Автор книги: Владимир Козаровецкий
Жанр:
Языкознание
сообщить о нарушении
Текущая страница: 11 (всего у книги 28 страниц) [доступный отрывок для чтения: 11 страниц]
Вот несколько выдержек из книги В. В. Вересаева «Пушкин в жизни».
В июне 1828 г. три дворовых человека отставного штабс-капитана Митькова подали Петербургскому митрополиту Серафиму жалобу, что господин их развращает их в понятиях православной веры, прочитывая им некоторое развратное сочинение под заглавием «Гаврилиада».4 июля Митьков был арестован.
Выписка из журнала заседания комиссии 25 июля 1828 г. (Дела III Отделения): Комиссия в заседании 25 июля… между прочим, положила… предоставить с. – петербургскому генералу-губернатору, призвав Пушкина к себе, спросить: им ли была написана поэма Гаврилиада? В котором году? Имеет ли он у себя оную, и если имеет, чтоб он вручил ему свой экземпляр. Обязать Пушкина подпискою впредь подобных богохульных сочинений не писать под опасением строго наказания.

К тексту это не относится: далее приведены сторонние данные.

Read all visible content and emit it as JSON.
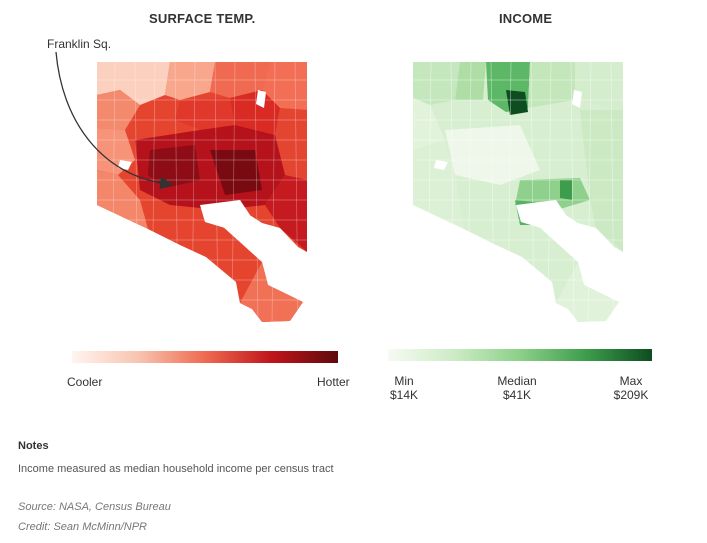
{
  "panels": {
    "temperature": {
      "title": "SURFACE TEMP.",
      "annotation": "Franklin Sq.",
      "legend": {
        "low_label": "Cooler",
        "high_label": "Hotter"
      },
      "colors": {
        "low": "#fff5f0",
        "mid": "#ef6a50",
        "high": "#5e0a0d"
      }
    },
    "income": {
      "title": "INCOME",
      "legend": {
        "min_label": "Min",
        "min_value": "$14K",
        "median_label": "Median",
        "median_value": "$41K",
        "max_label": "Max",
        "max_value": "$209K"
      },
      "colors": {
        "low": "#f6fbf3",
        "mid": "#8cd08a",
        "high": "#0e4d20"
      }
    }
  },
  "notes": {
    "heading": "Notes",
    "text": "Income measured as median household income per census tract"
  },
  "source": "Source: NASA, Census Bureau",
  "credit": "Credit: Sean McMinn/NPR"
}
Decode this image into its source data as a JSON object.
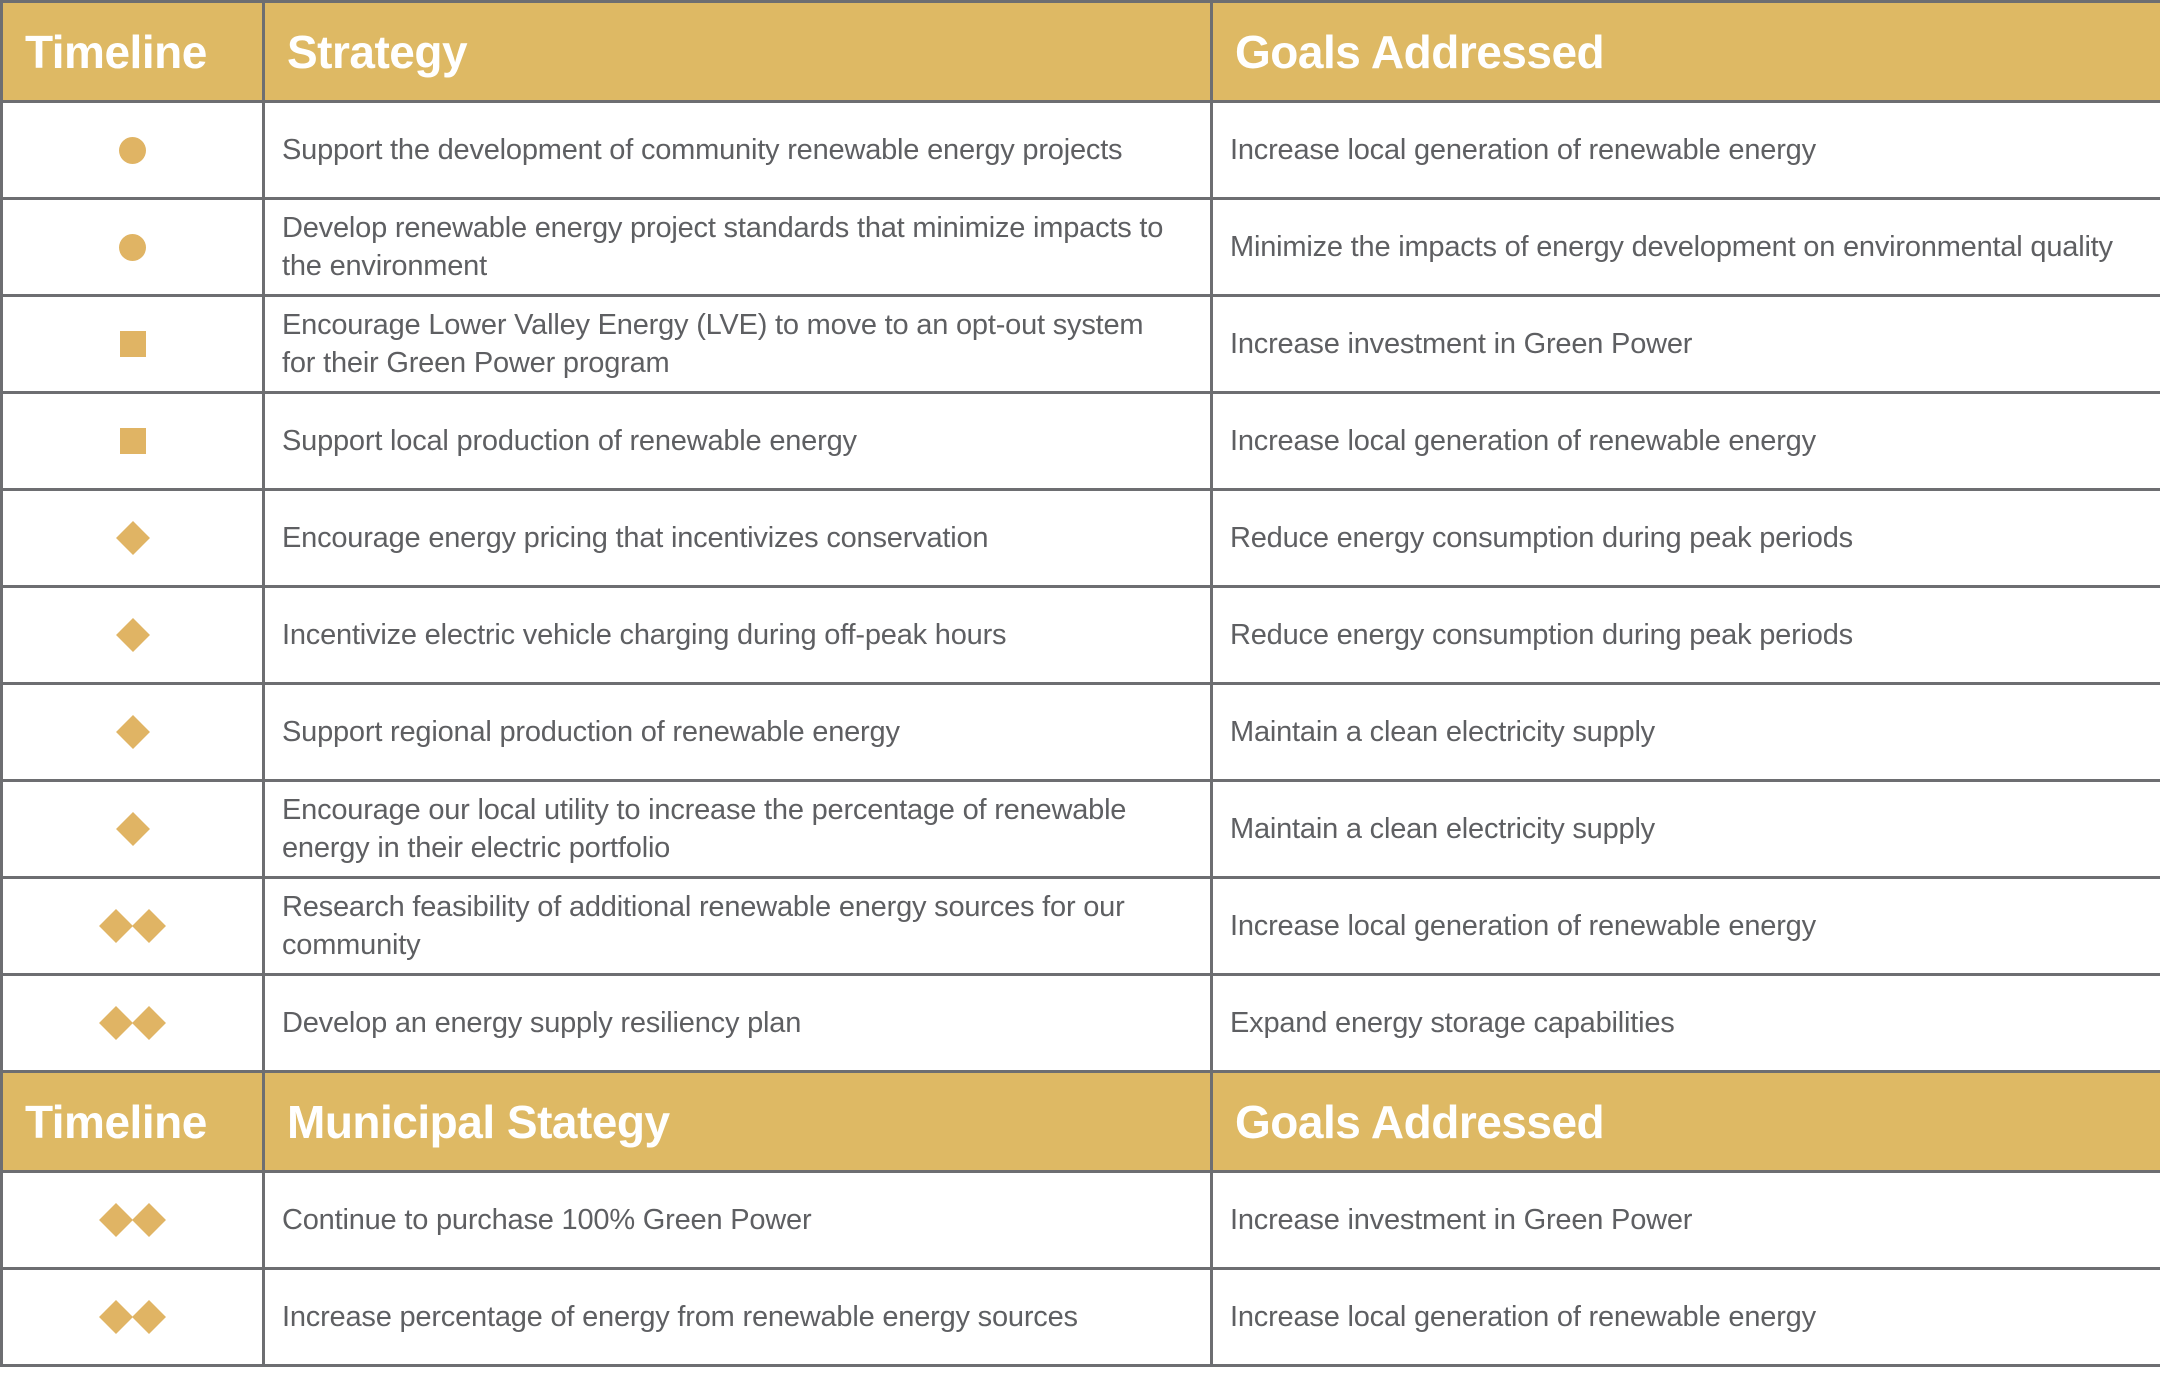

Генерал Голенищев-Кутузов (военный ген. – губернатор С.-Петербурга), август 1828 г.: Г. С.-Петербургский военный генерал-губернатор представляет, что г. Пушкин,в допросе о поэме, известной под заглавием «Гаврилиада», решительно отвечал: что сия поэма писана не им,что в первый раз видел ее в Лицее в 1815 или 1816 году, и переписал ее, но не помнит, куда девал сей список, и что с того времени он не видал ее.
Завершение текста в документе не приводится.